From (18) and (19), where \(q(z),t(z)\in \mathcal{P}\),
\begin{equation}
\label{tb3}
\frac{(1-\sigma)D^{m,\mu}_{\tau,\beta}\Im(z)+\sigma D^{m+1,\mu}_{\tau,\beta}\Im(z)}{z}=\xi+(1-\xi)q(z),
\end{equation}
(24)
and
\begin{equation}
\label{tb4}
\frac{(1-\sigma)D^{m,\mu}_{\tau,\beta}h(b)+\sigma D^{m+1,\mu}_{\tau,\beta}h(b)}{b}=\xi+(1-\xi)t(b),
\end{equation}
(25)
where \(q(z)=1+q_1z+q_2z^2+q_3z^3+\cdots\)
and \(t(b)=1+t_1b+t_2b^2+t_3b^3\cdots\).
Now on equating the coefficient in (24) and (25), we have
\begin{equation}
\label{tb5}
[(1-\sigma)(1+\tau(1+\mu-\beta))^{m}+\sigma(1+\tau(1+\mu-\beta))^{m+1}]l_2=(1-\xi) q_1,
\end{equation}
(26)
\begin{equation}
\label{tb6}
[(1-\sigma)(1+\tau(2+\mu-\beta))^{m}+\sigma(1+\tau(2+\mu-\beta))^{m+1}]l_3=(1-\xi) q_2,
\end{equation}
(27)
\begin{equation}
\label{tb7}
-[(1-\sigma)(1+\tau(1+\mu-\beta))^{m}+\sigma(1+\tau(1+\mu-\beta))^{m+1}]l_2=(1-\xi) t_1,
\end{equation}
(28)
\begin{equation}
\label{tb8}
[(1-\sigma)(1+\tau(2+\mu-\beta))^{m}+\sigma(1+\tau(2+\mu-\beta))^{m+1}](2l_2^2-l_3)=(1-\xi) t_2.
\end{equation}
(29)
From (26) and (28), we have
\begin{equation}
\label{tb88}
q_1=-t_1,
\end{equation}
(30)
and
\begin{equation}
\label{tb9}
2[(1-\sigma)(1+\tau(1+\mu-\beta))^{m}+\sigma(1+\tau(1+\mu-\beta))^{m+1}]^2l_2^2=(1-\xi)^2 (q_1^2+t_1^2).
\end{equation}
(31)
From (27) and (29), we have
\begin{equation}
\label{mb10}
2[(1-\sigma)(1+\tau(1+\mu-\beta))^{m}+\sigma(1+\tau(1+\mu-\beta))^{m+1}]l_2^2=(1-\xi) (q_2+t_2),
\end{equation}
(32)
or we have
\begin{equation*}\label{mb11}
l_2^2=\frac{(1-\xi) (q_2+t_2)}{2[(1-\sigma)(1+\tau(1+\mu-\beta))^{m}+\sigma(1+\tau(1+\mu-\beta))^{m+1}]}
\end{equation*}
implies
\begin{equation*}
|l_2^2|\leq\frac{2(1-\xi) }{[(1-\sigma)(1+\tau(1+\mu-\beta))^{m}+\sigma(1+\tau(1+\mu-\beta))^{m+1}]}
\end{equation*}
which is the bound on \(|l_2|\) as given in (22).
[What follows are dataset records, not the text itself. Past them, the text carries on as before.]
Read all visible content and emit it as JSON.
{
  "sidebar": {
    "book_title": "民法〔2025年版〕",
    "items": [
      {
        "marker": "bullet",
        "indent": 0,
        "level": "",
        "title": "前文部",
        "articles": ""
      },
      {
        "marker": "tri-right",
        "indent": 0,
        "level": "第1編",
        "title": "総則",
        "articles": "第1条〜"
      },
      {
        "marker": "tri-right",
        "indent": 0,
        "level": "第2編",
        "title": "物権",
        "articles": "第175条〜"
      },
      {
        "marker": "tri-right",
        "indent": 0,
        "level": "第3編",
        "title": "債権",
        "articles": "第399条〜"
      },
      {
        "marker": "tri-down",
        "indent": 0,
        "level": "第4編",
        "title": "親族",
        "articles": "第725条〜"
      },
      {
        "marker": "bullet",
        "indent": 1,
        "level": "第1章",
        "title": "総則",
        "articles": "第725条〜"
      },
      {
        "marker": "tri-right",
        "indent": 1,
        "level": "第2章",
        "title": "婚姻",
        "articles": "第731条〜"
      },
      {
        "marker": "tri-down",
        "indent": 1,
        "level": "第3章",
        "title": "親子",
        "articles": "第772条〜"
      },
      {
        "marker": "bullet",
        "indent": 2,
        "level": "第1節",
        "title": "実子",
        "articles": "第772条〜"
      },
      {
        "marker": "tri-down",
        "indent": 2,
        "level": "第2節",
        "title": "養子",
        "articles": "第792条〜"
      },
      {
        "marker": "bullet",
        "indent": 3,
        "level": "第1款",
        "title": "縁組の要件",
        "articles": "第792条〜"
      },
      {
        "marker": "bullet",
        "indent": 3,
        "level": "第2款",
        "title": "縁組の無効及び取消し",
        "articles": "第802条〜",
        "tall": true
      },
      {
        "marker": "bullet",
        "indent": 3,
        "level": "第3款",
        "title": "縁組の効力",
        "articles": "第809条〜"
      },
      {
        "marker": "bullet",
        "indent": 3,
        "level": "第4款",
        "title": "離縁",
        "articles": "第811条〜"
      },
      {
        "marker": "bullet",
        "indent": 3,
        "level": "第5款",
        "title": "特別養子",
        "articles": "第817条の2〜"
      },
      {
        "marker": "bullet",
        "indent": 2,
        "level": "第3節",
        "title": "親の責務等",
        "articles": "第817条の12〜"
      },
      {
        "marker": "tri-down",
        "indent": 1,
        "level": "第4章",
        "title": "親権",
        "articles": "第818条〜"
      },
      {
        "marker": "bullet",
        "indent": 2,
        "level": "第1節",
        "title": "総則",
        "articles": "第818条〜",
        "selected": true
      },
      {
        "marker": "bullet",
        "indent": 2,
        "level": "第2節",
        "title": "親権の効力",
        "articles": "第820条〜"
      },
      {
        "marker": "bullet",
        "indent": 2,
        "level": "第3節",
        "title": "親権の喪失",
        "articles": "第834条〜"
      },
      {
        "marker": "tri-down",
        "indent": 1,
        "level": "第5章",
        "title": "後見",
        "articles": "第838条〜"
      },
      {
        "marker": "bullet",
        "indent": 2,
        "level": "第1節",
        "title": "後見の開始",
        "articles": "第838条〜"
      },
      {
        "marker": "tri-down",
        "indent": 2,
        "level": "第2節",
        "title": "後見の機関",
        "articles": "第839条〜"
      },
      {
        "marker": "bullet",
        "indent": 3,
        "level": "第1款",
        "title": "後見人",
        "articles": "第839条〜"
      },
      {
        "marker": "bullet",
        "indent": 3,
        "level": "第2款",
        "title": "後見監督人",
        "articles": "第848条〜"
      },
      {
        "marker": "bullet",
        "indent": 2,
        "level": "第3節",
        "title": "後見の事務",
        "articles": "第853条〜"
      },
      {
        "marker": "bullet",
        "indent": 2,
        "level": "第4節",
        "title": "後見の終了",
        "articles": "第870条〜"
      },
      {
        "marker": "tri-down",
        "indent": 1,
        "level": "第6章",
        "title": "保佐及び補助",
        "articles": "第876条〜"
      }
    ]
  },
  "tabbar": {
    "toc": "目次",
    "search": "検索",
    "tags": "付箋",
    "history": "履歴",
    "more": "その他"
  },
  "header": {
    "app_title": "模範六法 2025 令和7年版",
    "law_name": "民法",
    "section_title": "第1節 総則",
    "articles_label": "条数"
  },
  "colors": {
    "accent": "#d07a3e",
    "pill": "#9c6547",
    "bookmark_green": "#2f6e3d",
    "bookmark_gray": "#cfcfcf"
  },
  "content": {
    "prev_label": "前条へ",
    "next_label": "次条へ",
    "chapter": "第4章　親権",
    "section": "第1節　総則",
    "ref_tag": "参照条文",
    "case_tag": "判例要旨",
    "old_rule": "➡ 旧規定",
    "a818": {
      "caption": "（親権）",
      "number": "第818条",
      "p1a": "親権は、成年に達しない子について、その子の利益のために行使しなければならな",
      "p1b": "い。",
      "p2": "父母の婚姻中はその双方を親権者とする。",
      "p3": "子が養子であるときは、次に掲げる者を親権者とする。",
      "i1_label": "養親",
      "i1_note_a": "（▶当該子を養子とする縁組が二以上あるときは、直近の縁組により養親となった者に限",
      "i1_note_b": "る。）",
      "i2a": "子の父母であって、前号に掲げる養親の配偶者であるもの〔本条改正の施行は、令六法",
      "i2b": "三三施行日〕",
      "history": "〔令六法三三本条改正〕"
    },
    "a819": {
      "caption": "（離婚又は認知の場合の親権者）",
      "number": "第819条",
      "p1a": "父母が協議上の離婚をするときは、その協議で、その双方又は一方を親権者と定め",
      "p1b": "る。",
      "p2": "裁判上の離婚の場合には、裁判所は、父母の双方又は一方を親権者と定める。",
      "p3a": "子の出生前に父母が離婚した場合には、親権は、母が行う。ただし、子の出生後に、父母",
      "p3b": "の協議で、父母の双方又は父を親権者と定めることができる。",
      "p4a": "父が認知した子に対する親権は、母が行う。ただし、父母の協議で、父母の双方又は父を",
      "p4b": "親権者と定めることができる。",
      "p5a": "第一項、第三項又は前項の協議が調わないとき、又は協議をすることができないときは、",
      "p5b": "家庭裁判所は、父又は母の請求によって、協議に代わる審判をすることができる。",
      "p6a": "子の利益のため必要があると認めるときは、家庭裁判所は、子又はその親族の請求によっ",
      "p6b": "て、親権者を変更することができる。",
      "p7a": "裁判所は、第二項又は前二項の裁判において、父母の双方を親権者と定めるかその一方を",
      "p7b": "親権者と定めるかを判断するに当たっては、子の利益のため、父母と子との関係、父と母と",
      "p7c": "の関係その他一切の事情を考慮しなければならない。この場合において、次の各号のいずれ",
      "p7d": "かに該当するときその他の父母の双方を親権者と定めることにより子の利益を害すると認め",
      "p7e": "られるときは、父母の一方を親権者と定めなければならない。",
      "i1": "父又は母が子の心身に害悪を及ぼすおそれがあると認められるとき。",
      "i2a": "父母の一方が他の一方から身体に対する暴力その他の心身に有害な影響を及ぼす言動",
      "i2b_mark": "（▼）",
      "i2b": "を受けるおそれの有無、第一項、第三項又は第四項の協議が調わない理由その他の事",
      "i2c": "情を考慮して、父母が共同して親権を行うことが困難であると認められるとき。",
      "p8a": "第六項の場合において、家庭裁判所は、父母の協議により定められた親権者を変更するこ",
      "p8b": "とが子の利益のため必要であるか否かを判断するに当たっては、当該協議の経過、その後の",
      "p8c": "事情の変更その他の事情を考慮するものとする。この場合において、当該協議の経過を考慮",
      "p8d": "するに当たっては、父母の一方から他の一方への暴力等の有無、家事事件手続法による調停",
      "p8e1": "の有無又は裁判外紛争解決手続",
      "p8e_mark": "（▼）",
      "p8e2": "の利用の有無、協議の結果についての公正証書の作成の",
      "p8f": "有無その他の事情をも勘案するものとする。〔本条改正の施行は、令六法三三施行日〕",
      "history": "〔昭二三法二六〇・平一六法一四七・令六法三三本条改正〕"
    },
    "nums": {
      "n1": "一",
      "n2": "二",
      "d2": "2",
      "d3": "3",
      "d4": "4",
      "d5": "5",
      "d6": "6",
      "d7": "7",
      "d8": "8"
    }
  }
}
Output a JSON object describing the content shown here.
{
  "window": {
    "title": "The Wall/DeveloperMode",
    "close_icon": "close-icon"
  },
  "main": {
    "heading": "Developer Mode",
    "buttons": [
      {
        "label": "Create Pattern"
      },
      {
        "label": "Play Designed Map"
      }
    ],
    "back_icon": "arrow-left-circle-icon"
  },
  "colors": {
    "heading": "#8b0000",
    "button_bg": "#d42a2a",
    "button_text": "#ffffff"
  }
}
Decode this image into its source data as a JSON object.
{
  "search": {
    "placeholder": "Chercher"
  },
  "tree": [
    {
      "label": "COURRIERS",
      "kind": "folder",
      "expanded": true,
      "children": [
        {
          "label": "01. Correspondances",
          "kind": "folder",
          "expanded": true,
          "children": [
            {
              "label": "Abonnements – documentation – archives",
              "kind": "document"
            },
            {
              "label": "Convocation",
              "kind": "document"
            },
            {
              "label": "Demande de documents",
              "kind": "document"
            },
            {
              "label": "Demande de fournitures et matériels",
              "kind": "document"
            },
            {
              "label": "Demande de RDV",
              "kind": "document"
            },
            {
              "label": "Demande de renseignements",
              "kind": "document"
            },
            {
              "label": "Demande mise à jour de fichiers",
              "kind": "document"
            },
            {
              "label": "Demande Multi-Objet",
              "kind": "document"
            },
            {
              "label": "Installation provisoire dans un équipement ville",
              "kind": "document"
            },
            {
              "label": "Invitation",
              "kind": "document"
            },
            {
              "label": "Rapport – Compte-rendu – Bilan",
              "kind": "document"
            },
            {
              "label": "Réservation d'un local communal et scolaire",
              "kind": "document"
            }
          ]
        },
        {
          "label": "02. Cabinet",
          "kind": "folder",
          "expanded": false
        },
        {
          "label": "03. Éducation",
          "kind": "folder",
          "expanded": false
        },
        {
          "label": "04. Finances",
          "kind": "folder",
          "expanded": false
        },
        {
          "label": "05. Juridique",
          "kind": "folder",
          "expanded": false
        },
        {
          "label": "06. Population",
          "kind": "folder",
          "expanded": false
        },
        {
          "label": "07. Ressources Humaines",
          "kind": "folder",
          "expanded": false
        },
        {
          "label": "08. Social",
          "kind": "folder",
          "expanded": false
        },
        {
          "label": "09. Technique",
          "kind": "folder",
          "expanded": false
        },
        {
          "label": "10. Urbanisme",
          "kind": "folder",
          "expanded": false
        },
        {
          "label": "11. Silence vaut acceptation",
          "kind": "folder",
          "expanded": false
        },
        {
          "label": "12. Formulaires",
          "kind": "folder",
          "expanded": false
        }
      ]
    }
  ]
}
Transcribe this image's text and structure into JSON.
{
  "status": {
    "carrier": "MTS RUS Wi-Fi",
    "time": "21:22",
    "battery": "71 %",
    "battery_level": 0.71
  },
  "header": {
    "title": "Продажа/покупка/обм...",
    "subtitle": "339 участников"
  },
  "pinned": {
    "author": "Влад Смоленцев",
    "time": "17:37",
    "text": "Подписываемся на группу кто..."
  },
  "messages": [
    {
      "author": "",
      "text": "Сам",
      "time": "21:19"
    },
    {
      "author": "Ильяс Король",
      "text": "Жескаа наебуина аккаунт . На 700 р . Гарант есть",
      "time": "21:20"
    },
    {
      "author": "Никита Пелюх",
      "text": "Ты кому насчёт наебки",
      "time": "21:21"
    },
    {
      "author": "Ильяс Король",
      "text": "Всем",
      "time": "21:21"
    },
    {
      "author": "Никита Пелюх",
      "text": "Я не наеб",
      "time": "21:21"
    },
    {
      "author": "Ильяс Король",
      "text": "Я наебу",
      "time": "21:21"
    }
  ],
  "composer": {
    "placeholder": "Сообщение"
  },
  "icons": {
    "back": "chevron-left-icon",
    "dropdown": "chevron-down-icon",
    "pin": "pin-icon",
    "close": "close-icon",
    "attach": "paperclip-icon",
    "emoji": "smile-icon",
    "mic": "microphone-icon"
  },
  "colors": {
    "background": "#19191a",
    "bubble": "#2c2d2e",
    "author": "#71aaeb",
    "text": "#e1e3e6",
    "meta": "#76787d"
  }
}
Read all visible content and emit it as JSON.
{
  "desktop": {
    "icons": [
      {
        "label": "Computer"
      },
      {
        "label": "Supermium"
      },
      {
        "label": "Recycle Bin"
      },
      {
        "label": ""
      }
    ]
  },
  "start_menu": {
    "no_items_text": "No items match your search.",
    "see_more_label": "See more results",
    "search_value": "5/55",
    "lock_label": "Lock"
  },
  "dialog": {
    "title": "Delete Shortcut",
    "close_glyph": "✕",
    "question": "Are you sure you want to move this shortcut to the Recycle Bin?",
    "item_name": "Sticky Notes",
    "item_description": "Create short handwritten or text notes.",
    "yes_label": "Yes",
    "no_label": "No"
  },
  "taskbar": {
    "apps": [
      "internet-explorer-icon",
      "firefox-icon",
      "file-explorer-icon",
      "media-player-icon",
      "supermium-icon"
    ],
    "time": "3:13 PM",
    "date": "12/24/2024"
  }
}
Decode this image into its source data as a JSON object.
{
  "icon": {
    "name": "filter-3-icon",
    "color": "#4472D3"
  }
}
Hence in order to find the bound on \(|l_3|\), we subtract (27) and (29) and get
\begin{eqnarray*}
&&[(1-\sigma)(1+\tau(2+\mu-\beta))^{m}+\sigma(1+\tau(2+\mu-\beta))^{m+1}]l_3\\&&-[(1-\sigma)(1+\tau(2+\mu-\beta))^{m}+\sigma(1+\tau(2+\mu-\beta))^{m+1}](2l_2^2-l_3)=(1-\xi) q_2-[(1-\xi) t_2],
\end{eqnarray*}
implies
\begin{eqnarray*}
&&2 [(1-\sigma)(1+\tau(2+\mu-\beta))^{m}+\sigma(1+\tau(2+\mu-\beta))^{m+1}]l_3\\&&=[(1-\sigma)(1+\tau(2+\mu-\beta))^{m}+\sigma(1+\tau(2+\mu-\beta))^{m+1}]2l_2^2+(1-\xi) (q_2-t_2),
\end{eqnarray*}
implies
\begin{equation*}
l_3=l_2^2+\frac{(1-\xi) (q_2-t_2)}{2 [(1-\sigma)(1+\tau(2+\mu-\beta))^{m}+\sigma(1+\tau(2+\mu-\beta))^{m+1}]}.
\end{equation*}
Then from (31), we have
\begin{eqnarray*}
l_3&=&\frac{(1-\xi)^2 (q_1^2+t_1^2)}{2[(1-\sigma)(1+\tau(1+\mu-\beta))^{m}+\sigma(1+\tau(1+\mu-\beta))^{m+1}]^2}\notag\\&&+\frac{(1-\xi) (q_2-t_2)}{2 [(1-\sigma)(1+\tau(2+\mu-\beta))^{m}+\sigma(1+\tau(2+\mu-\beta))^{m+1}]}.
\end{eqnarray*}
Applying Lemma 1 for the coefficient \(q_1,q_2,t_1\) and \(t_2\), we get
\begin{eqnarray*}
|l_3|&\leq&\frac{4(1-\xi)^2 }{[(1-\sigma)(1+\tau(1+\mu-\beta))^{m}+\sigma(1+\tau(1+\mu-\beta))^{m+1}]^2}\notag\\&&+\frac{2(1-\xi) }{ [(1-\sigma)(1+\tau(2+\mu-\beta))^{m}+\sigma(1+\tau(2+\mu-\beta))^{m+1}]},
\end{eqnarray*}
which is the bond on \(|l_3|\) in (23).
4. Conclusion
In this present paper, two new subclasses of bi-univalent functions associated with Opoola differential operator \(D^{m,\mu}_{\tau,\beta}\) were introduced and worked on. Furthermore, the coefficient bounds for \(|l_2|\) and \(|l_3|\) of functions in these classes are obtained.
Conflict of Interests
The author declares no conflict of interest.